UPPCO’s relatively high rates make customer interest in solar more pressing, advocates say. Pearce adds that the rate of return for solar generators is still good enough to pay for the upfront investment. He predicts the “arbitrary” 2% cap will be hit within the next year.
“It’s a solid, relatively low-risk investment. There’s very, very little risk for consumers,” he said, adding that limits on participating in rooftop solar and UPPCO’s ownership structure is “very contentious up here.”
While Pearce agrees a large-scale solar buy would be beneficial for customers, he and others question the intentions of the private equity firm owner.
“You could save much more if you could have net metering and install it yourself,” Pearce said. He and others have documented in recent years the increasing likelihood that UPPCO customers would simply defect from the grid.

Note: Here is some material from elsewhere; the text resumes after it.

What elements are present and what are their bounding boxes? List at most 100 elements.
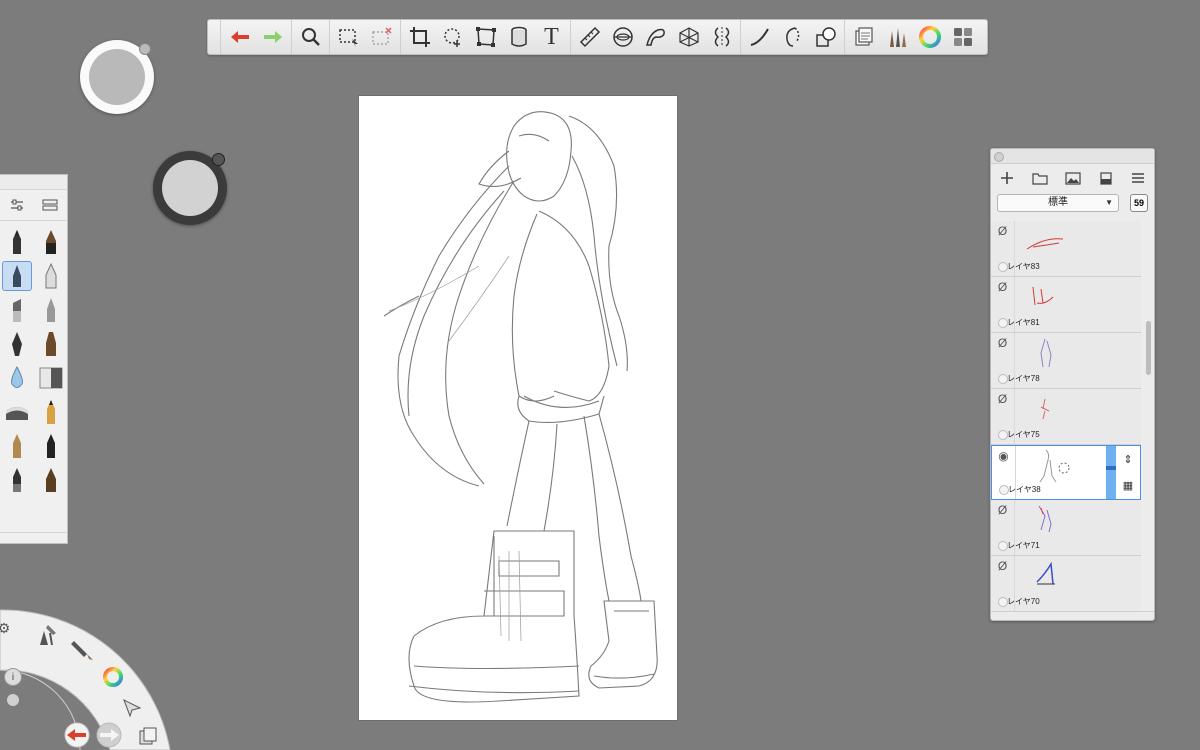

“It’s now profitable to not be part of the grid if you live in the U.P., essentially,” he said. “The big question is: Do people have enough capital to do it?”

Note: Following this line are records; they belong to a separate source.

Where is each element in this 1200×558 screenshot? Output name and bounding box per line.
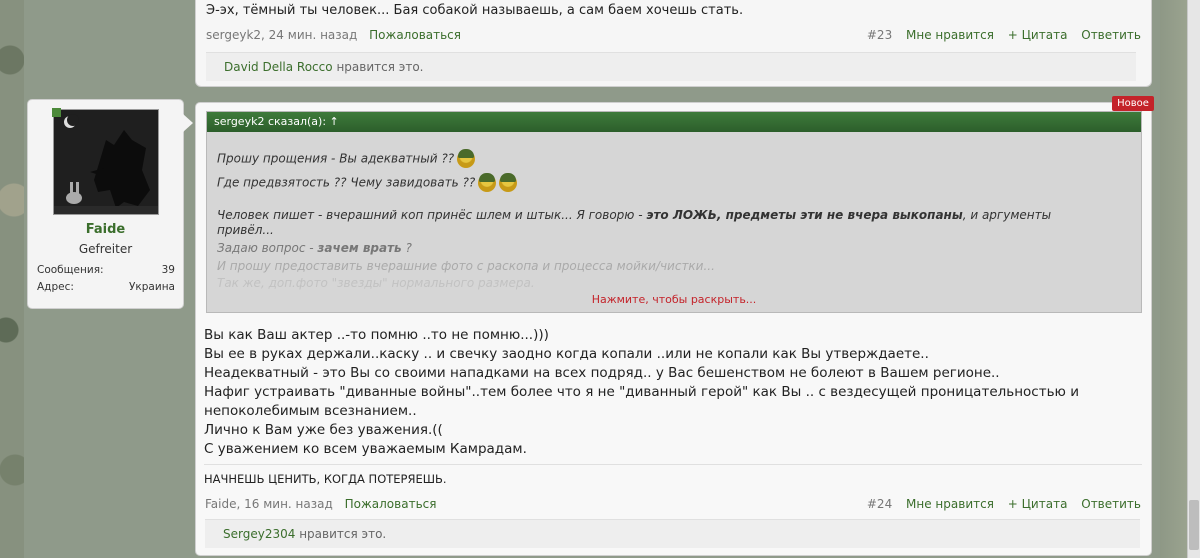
messages-label: Сообщения: [37,264,104,276]
post-body-line: Лично к Вам уже без уважения.(( [204,422,443,438]
quote-line: Где предвзятость ?? Чему завидовать ?? [217,173,518,192]
reply-button[interactable]: Ответить [1081,28,1141,42]
quote-line: И прошу предоставить вчерашние фото с ра… [217,259,715,273]
quote-line: привёл... [217,223,274,237]
previous-post: Э-эх, тёмный ты человек... Бая собакой н… [195,0,1152,87]
online-flag-icon [52,108,61,117]
report-link[interactable]: Пожаловаться [369,28,461,42]
wolf-avatar-icon [54,110,158,214]
user-address-field: Адрес: Украина [37,281,175,293]
post-time: , 16 мин. назад [236,497,333,511]
user-messages-field: Сообщения: 39 [37,264,175,276]
quote-line: Прошу прощения - Вы адекватный ?? [217,149,476,168]
previous-post-meta: sergeyk2, 24 мин. назад Пожаловаться [206,28,461,42]
signature: НАЧНЕШЬ ЦЕНИТЬ, КОГДА ПОТЕРЯЕШЬ. [204,472,447,486]
post-actions: #24 Мне нравится + Цитата Ответить [857,497,1141,511]
post-body-line: Неадекватный - это Вы со своими нападкам… [204,365,1000,381]
report-link[interactable]: Пожаловаться [345,497,437,511]
liked-suffix: нравится это. [336,60,424,74]
quote-header: sergeyk2 сказал(а): ↑ [207,112,1141,132]
quote-button[interactable]: + Цитата [1008,28,1068,42]
post-body-line: Нафиг устраивать "диванные войны"..тем б… [204,384,1079,400]
soldier-smiley-icon [478,173,497,192]
signature-divider [204,464,1142,465]
post-author[interactable]: Faide [205,497,237,511]
scrollbar[interactable] [1187,0,1200,558]
quote-button[interactable]: + Цитата [1008,497,1068,511]
quote-line: Человек пишет - вчерашний коп принёс шле… [217,208,1052,222]
post-meta: Faide, 16 мин. назад Пожаловаться [205,497,436,511]
reply-button[interactable]: Ответить [1081,497,1141,511]
post-number[interactable]: #24 [867,497,892,511]
like-button[interactable]: Мне нравится [906,28,994,42]
user-card: Faide Gefreiter Сообщения: 39 Адрес: Укр… [27,99,193,309]
quote-line: Так же, доп.фото "звезды" нормального ра… [217,276,535,290]
background-camo-strip [0,0,24,558]
post-body-line: непоколебимым всезнанием.. [204,403,417,419]
previous-post-actions: #23 Мне нравится + Цитата Ответить [857,28,1141,42]
scroll-thumb[interactable] [1189,500,1199,550]
post-body-line: Вы ее в руках держали..каску .. и свечку… [204,346,929,362]
quote-header-text[interactable]: sergeyk2 сказал(а): ↑ [214,115,339,128]
soldier-smiley-icon [499,173,518,192]
address-value: Украина [129,281,175,293]
liked-suffix: нравится это. [299,527,387,541]
liked-by-user[interactable]: Sergey2304 [223,527,295,541]
post-body-line: Вы как Ваш актер ..-то помню ..то не пом… [204,327,549,343]
post-number[interactable]: #23 [867,28,892,42]
username[interactable]: Faide [28,222,183,237]
previous-post-message: Э-эх, тёмный ты человек... Бая собакой н… [206,3,744,18]
previous-post-time: , 24 мин. назад [261,28,358,42]
address-label: Адрес: [37,281,74,293]
quote-block: sergeyk2 сказал(а): ↑ Прошу прощения - В… [206,111,1142,313]
previous-post-likes: David Della Rocco нравится это. [206,52,1136,81]
avatar[interactable] [52,108,159,215]
user-rank: Gefreiter [78,242,133,256]
new-badge: Новое [1112,96,1154,111]
soldier-smiley-icon [457,149,476,168]
post-body-line: С уважением ко всем уважаемым Камрадам. [204,441,527,457]
messages-value: 39 [161,264,175,276]
post-likes: Sergey2304 нравится это. [205,519,1140,548]
previous-post-author[interactable]: sergeyk2 [206,28,261,42]
quote-line: Задаю вопрос - зачем врать ? [217,241,412,255]
expand-quote-link[interactable]: Нажмите, чтобы раскрыть... [207,293,1141,306]
like-button[interactable]: Мне нравится [906,497,994,511]
liked-by-user[interactable]: David Della Rocco [224,60,333,74]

Task force looks to future
The ongoing debate over solar power is another chapter in the U.P.’s years-long debate over its energy future. Five years ago, the state became closely involved in negotiating a solution for displacing an aging coal plant in Marquette that was costing ratepayers in Michigan and Wisconsin to keep online. Now, state officials are examining the region’s propane supply in light of a contentious debate over the Line 5 pipeline.
In June, Gov. Gretchen Whitmer appointed the 19-member U.P. Energy Task Force to examine propane and other energy issues in the peninsula. The group has been meeting since July, “assessing the U.P.’s overall energy needs, formulating alternative solutions to meeting those needs, and identifying potential changes to the energy supply and distribution in the U.P.,” said Nick Assendelft, spokesperson for the state Department of Environment, Great Lakes and Energy.

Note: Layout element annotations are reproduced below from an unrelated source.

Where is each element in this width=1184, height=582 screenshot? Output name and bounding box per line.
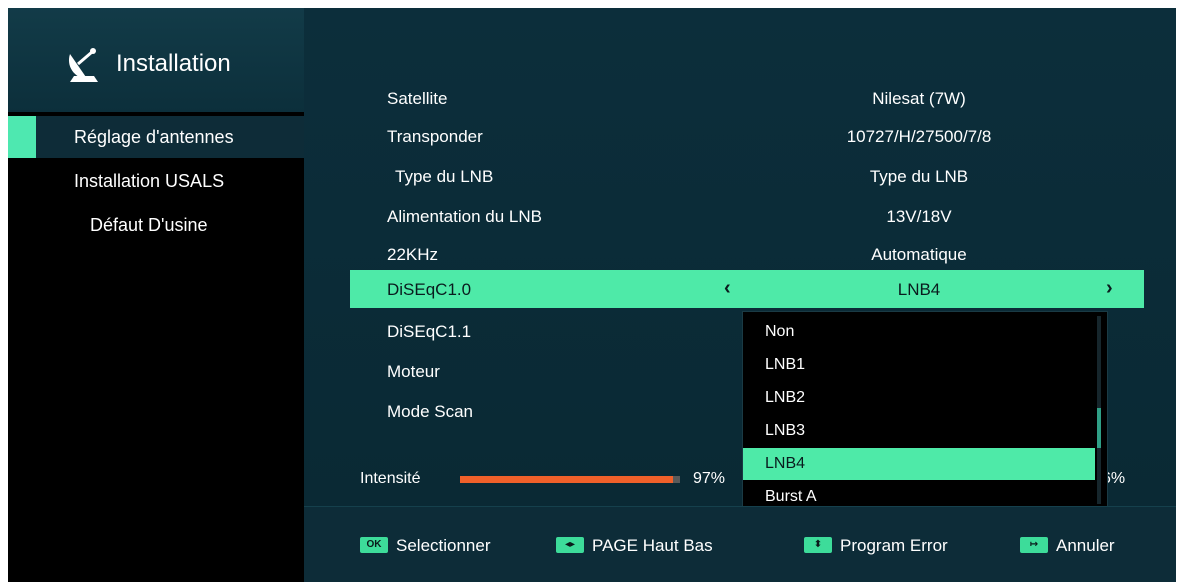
sidebar-item-antenna-settings[interactable]: Réglage d'antennes <box>8 116 304 158</box>
setting-label: Type du LNB <box>395 167 494 186</box>
setting-row-lnb-power[interactable]: Alimentation du LNB 13V/18V <box>304 198 1176 234</box>
left-right-key-icon: ◂▸ <box>556 537 584 553</box>
dropdown-option[interactable]: LNB2 <box>743 382 1095 414</box>
exit-key-icon: ↦ <box>1020 537 1048 553</box>
diseqc-dropdown-list[interactable]: Non LNB1 LNB2 LNB3 LNB4 Burst A <box>742 311 1108 511</box>
setting-label: DiSEqC1.0 <box>387 280 472 299</box>
sidebar-item-factory-default[interactable]: Défaut D'usine <box>8 204 304 246</box>
sidebar-header: Installation <box>8 8 304 112</box>
satellite-dish-icon <box>68 48 98 82</box>
up-down-key-icon: ⬍ <box>804 537 832 553</box>
dropdown-option-label: Burst A <box>765 488 817 505</box>
setting-label: Mode Scan <box>387 402 473 421</box>
selection-marker <box>8 116 36 158</box>
sidebar: Installation Réglage d'antennes Installa… <box>8 8 304 582</box>
stb-screen: Installation Réglage d'antennes Installa… <box>8 8 1176 582</box>
setting-label: 22KHz <box>387 245 439 264</box>
sidebar-title: Installation <box>116 50 231 77</box>
setting-value: Type du LNB <box>869 167 969 186</box>
signal-label: Intensité <box>360 470 421 487</box>
dropdown-option-label: LNB4 <box>765 455 806 472</box>
ok-key-icon: OK <box>360 537 388 553</box>
setting-label: Alimentation du LNB <box>387 207 542 226</box>
scrollbar-thumb[interactable] <box>1097 408 1101 448</box>
hint-label: PAGE Haut Bas <box>592 536 713 555</box>
sidebar-item-label: Réglage d'antennes <box>74 127 234 147</box>
signal-strength-value: 97% <box>693 470 726 487</box>
setting-label: Satellite <box>387 89 448 108</box>
setting-value: 10727/H/27500/7/8 <box>846 127 992 146</box>
dropdown-option[interactable]: LNB1 <box>743 349 1095 381</box>
signal-strength-fill <box>460 476 674 483</box>
dropdown-option-label: LNB2 <box>765 389 806 406</box>
dropdown-scrollbar[interactable] <box>1097 316 1101 504</box>
footer-hints: OK Selectionner ◂▸ PAGE Haut Bas ⬍ Progr… <box>304 506 1176 582</box>
setting-row-lnb-type[interactable]: Type du LNB Type du LNB <box>304 158 1176 194</box>
dropdown-option-label: LNB3 <box>765 422 806 439</box>
setting-value: LNB4 <box>897 280 941 299</box>
setting-row-22khz[interactable]: 22KHz Automatique <box>304 236 1176 272</box>
chevron-left-icon[interactable]: ‹ <box>724 277 731 300</box>
chevron-right-icon[interactable]: › <box>1106 277 1113 300</box>
setting-value: Nilesat (7W) <box>872 89 966 108</box>
signal-strength-bar <box>460 476 680 483</box>
sidebar-item-label: Installation USALS <box>74 171 225 191</box>
setting-row-satellite[interactable]: Satellite Nilesat (7W) <box>304 80 1176 116</box>
setting-value: Automatique <box>871 245 967 264</box>
hint-label: Program Error <box>840 536 948 555</box>
setting-row-diseqc10[interactable]: DiSEqC1.0 ‹ LNB4 › <box>350 270 1144 308</box>
sidebar-item-label: Défaut D'usine <box>90 215 208 235</box>
hint-label: Selectionner <box>396 536 491 555</box>
dropdown-option-label: Non <box>765 323 795 340</box>
setting-row-transponder[interactable]: Transponder 10727/H/27500/7/8 <box>304 118 1176 154</box>
dropdown-option[interactable]: LNB3 <box>743 415 1095 447</box>
hint-label: Annuler <box>1056 536 1115 555</box>
dropdown-option[interactable]: Non <box>743 316 1095 348</box>
sidebar-item-usals[interactable]: Installation USALS <box>8 160 304 202</box>
dropdown-option[interactable]: LNB4 <box>743 448 1095 480</box>
dropdown-option-label: LNB1 <box>765 356 806 373</box>
setting-value: 13V/18V <box>886 207 952 226</box>
setting-label: Moteur <box>387 362 440 381</box>
setting-label: DiSEqC1.1 <box>387 322 472 341</box>
setting-label: Transponder <box>387 127 483 146</box>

The task force will submit an initial report by March 31 on alternative ways to supply propane, which Assendelft said has been the focus of the group so far. While solar potential “may be addressed in some way” in that report, “a deeper dive into the potential of solar in the U.P.” will likely be in a final report due by March 31, 2021, he said.
“There is a growing interest among developers in large solar projects in Michigan, however, we are seeing that interest is primarily in the Lower Peninsula,” Assendelft said, referring to plans by Consumers Energy and DTE Energy.
Jenn Hill, a city commissioner in Marquette and member of the U.P. Energy Task Force, said the 125-megawatt Chandler proposal signifies a shift in “how quickly times change and how affordable this technology has become. It is now the first option to go to. The transition we saw coming is right here now.”
She noted that Marquette operates a community solar project, and the city of L’Anse recently approved plans to install solar at a wastewater treatment plant. The city of Escanaba plans to expand a 1-megawatt project at an airport. Elsewhere, communities will need to develop land-use strategies if they want to accommodate future large-scale projects.
Hill, who is also a board member of the ratepayer advocacy group Citizens Utility Board of Michigan, added that solar has the potential to be an economic development tool in communities. But answers to questions about who owns the power are still being explored.
“Locally owned, smaller-scale solar achieves different goals than big utility-scale,” Hill said. “There are different ways of getting paid for it but it’s entirely viable at these different scales — we do need to talk about what that means.”